Ockay here what happen, i receive 3 copy from dominique phinot brabant ensermble , because like a fool or distraction i mark 2 in quantity, at least they were paids and seller said you can ship it back to us in U.K we will refunded the extra copy (thanks presto classical) good service , your so kind, these brittish are classy..

Than since i had principle to, has i dont rip off people i dont accept a cd i did not pay for when i order at ebay or amazon, so i received an extra copy of Dominique Phinot, and panic whit these 3 copy one i wont to keep two i had to reship one urgent(australia)private ebay sellersince im honnest and dont rip off people, the other phinot copy of presto is paid thank god , so perhaps i will keep it or give it to a friend Joe thee drummer it's is aaka, my good friend from scottland i gave im 5 cd recently one extra Pierre Moulu paid and carmina burana medieval on naxos , since ipreffer the brilliant cd rendition of the medieval work, and also i gave him 3 other cd a gesualdo antiphon and responsory i had in double and pierre de la rue on naxos called missa of the blessed virgin of something... too long to remenber right now, and Adrian Willaert on naxos (also i had this in double). so i gave my friend good buddy joe these cd , and he was like thanks and i re assured him you dont have to pay me back or own me anything a gift is a giift , dont worries.

This is about human nature this post and classical , ordering gone wrong tthat people settle.

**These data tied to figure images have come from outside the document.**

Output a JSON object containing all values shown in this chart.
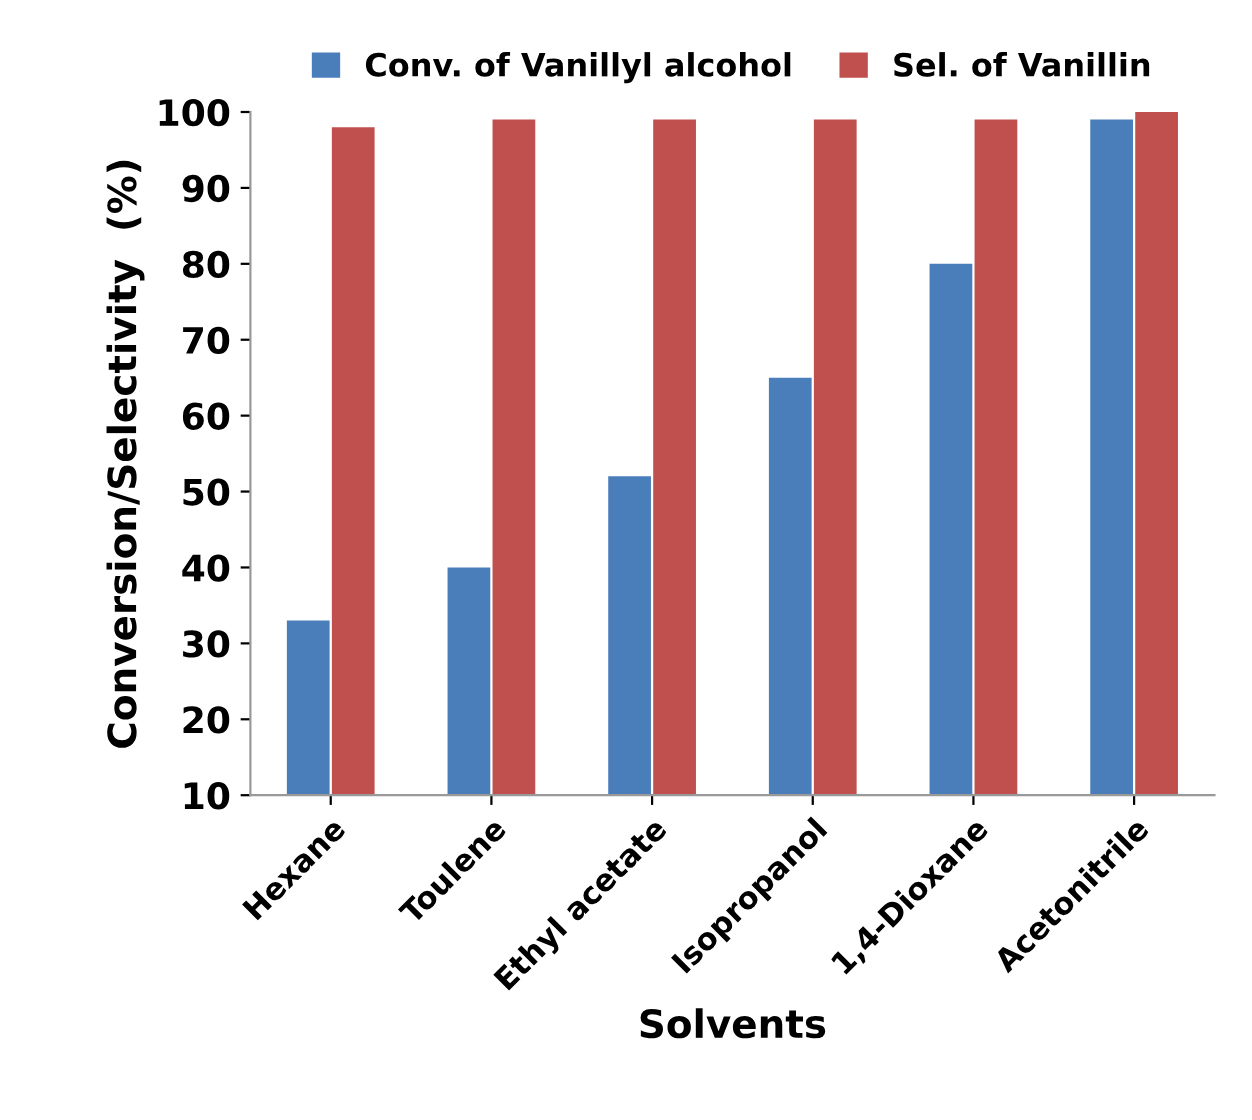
{
  "chart_data": {
    "type": "bar",
    "xlabel": "Solvents",
    "ylabel": "Conversion/Selectivity  (%)",
    "categories": [
      "Hexane",
      "Toulene",
      "Ethyl acetate",
      "Isopropanol",
      "1,4-Dioxane",
      "Acetonitrile"
    ],
    "series": [
      {
        "name": "Conv. of Vanillyl alcohol",
        "color": "#4a7ebb",
        "values": [
          33,
          40,
          52,
          65,
          80,
          99
        ]
      },
      {
        "name": "Sel. of Vanillin",
        "color": "#c0504d",
        "values": [
          98,
          99,
          99,
          99,
          99,
          100
        ]
      }
    ],
    "ylim": [
      10,
      100
    ],
    "yticks": [
      10,
      20,
      30,
      40,
      50,
      60,
      70,
      80,
      90,
      100
    ],
    "grid": false,
    "legend": "top"
  }
}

You know what i called ebay, and they thanks me so mutch for my honnesty, i said to them no problem madam , im not a fraud or a thief, i dont rip of people ,, i send it back as soon as pôssible today, it cost me 13$ shipping since australia far away, but im proud of myself, and feel whit all modesty i done the right thing..

Regards to you all , lady & gentelmen, deprofundis has principles


----------